Thursday, May 20, 2010

Media: The Early Days of Streaming

TORONTO, ONTARIO - A friend wrote to me recently raving about a WiFi radio. The concept of a WiFi radio is pretty simple--being able to tune into any radio station in the world that has an Internet stream, instead of being limited to local stations. All one needs is the WiFi radio and either a wireless or a wired Ethernet connection to the Internet, and one can tune in anything from KGO in San Francisco to ABC Newsradio in Australia to RPR-1 in Germany, and everything in between.

Personally, I don't find the concept of a WiFi radio that interesting, since I already have a computer and can tune in any of these stations on the computer, and then use a low-power FM transmitter to broadcast it to any radio in my residence. I've been doing that for more than a decade, and I don't see how a WiFi radio improves over that arrangement. In fact, it would actually be a step backward, as the radio sits in only one location and the FM transmitter goes to every room.

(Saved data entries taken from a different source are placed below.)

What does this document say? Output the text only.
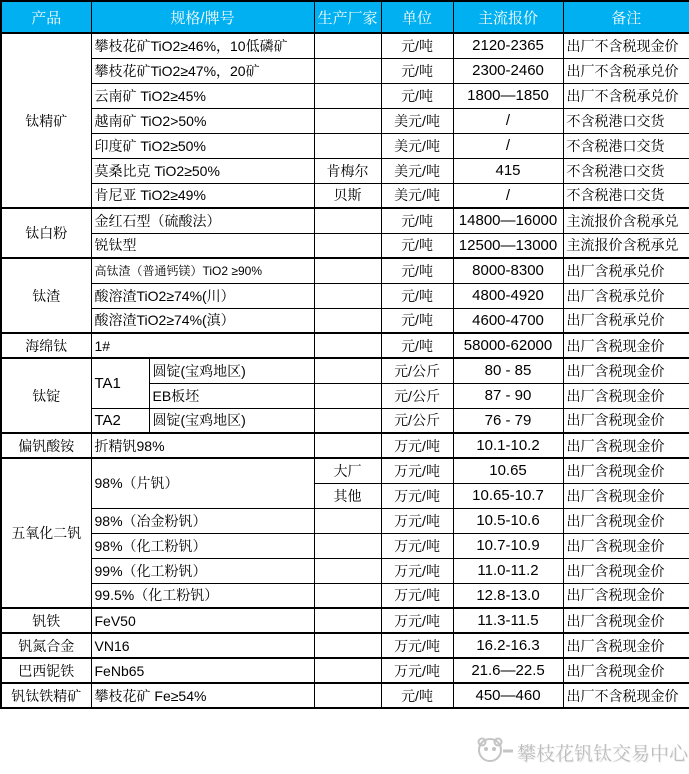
产品	规格/牌号		生产厂家	单位	主流报价	备注
钛精矿	攀枝花矿TiO2≥46%，10低磷矿			元/吨	2120-2365	出厂不含税现金价
	攀枝花矿TiO2≥47%，20矿			元/吨	2300-2460	出厂不含税承兑价
	云南矿 TiO2≥45%			元/吨	1800—1850	出厂不含税承兑价
	越南矿 TiO2>50%			美元/吨	/	不含税港口交货
	印度矿 TiO2≥50%			美元/吨	/	不含税港口交货
	莫桑比克 TiO2≥50%		肯梅尔	美元/吨	415	不含税港口交货
	肯尼亚 TiO2≥49%		贝斯	美元/吨	/	不含税港口交货
钛白粉	金红石型（硫酸法）			元/吨	14800—16000	主流报价含税承兑
	锐钛型			元/吨	12500—13000	主流报价含税承兑
钛渣	高钛渣（普通钙镁）TiO2 ≥90%			元/吨	8000-8300	出厂含税承兑价
	酸溶渣TiO2≥74%(川）			元/吨	4800-4920	出厂含税承兑价
	酸溶渣TiO2≥74%(滇）			元/吨	4600-4700	出厂含税承兑价
海绵钛	1#			元/吨	58000-62000	出厂含税现金价
钛锭	TA1	圆锭(宝鸡地区)		元/公斤	80 - 85	出厂含税现金价
		EB板坯		元/公斤	87 - 90	出厂含税现金价
	TA2	圆锭(宝鸡地区)		元/公斤	76 - 79	出厂含税现金价
偏钒酸铵	折精钒98%			万元/吨	10.1-10.2	出厂含税现金价
五氧化二钒	98%（片钒）		大厂	万元/吨	10.65	出厂含税现金价
			其他	万元/吨	10.65-10.7	出厂含税现金价
	98%（冶金粉钒）			万元/吨	10.5-10.6	出厂含税现金价
	98%（化工粉钒）			万元/吨	10.7-10.9	出厂含税现金价
	99%（化工粉钒）			万元/吨	11.0-11.2	出厂含税现金价
	99.5%（化工粉钒）			万元/吨	12.8-13.0	出厂含税现金价
钒铁	FeV50			万元/吨	11.3-11.5	出厂含税现金价
钒氮合金	VN16			万元/吨	16.2-16.3	出厂含税现金价
巴西铌铁	FeNb65			万元/吨	21.6—22.5	出厂含税现金价
钒钛铁精矿	攀枝花矿 Fe≥54%			元/吨	450—460	出厂不含税现金价
攀枝花钒钛交易中心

It wasn't that long ago that we had no such options. I remember when I was the head teaching assistant of an Analytical Chemistry lab at university that had an evening section. Some of the experiments were rather tedious, so sometimes the evening section leader and I would let students stick around and continue an experiment, and we'd work on our own homework. The lab did not have a radio, but it did have a computer. So, one night approaching midnight, I decided to try to find some music.

Google didn't exist yet, so I went to Yahoo for radio station listings (in fact, I think Yahoo may have still been at http://akebono.stanford.edu/, a few buildings away on campus). There weren't a lot of music options--the most popular station with students in that era, for example, Alice@97.3, was not on-line, but eventually I found something that the handful of remaining students could stand.

It was WZYP, a hit music station out of Huntsville, Alabama. 104.3 on the FM dial there, it had a Real Audio stream on the Internet that enabled us to hear it in California. The music was enough to keep us awake, and the overnight disc jockey (DJ), whose name has disappeared from my memory, kept us entertained with his southern accent alone.

The moment that would etch itself into my memory came when the morning DJ came on the air (er, the Internet) and announced "It's 5 AM in Huntsville--Good morning!" Being two times zones over, it was 3 AM in Palo Alto. That was significant, however, since only a minority of students actually went to bed before midnight--according to the unofficial "Pacific Stanford Time," the day actually started at 3 AM. WZYP was telling us we were in all-nighter territory.

It wasn't long before the students wrapped up their experiments and went home, and the teaching staff followed. I don't think I've listened to WZYP since the night labs, as more familiar stations eventually came on-line. Yet, by being one of the first music stations available on-line, WZYP earned a place in my life story, and I doubt I'll ever forget it.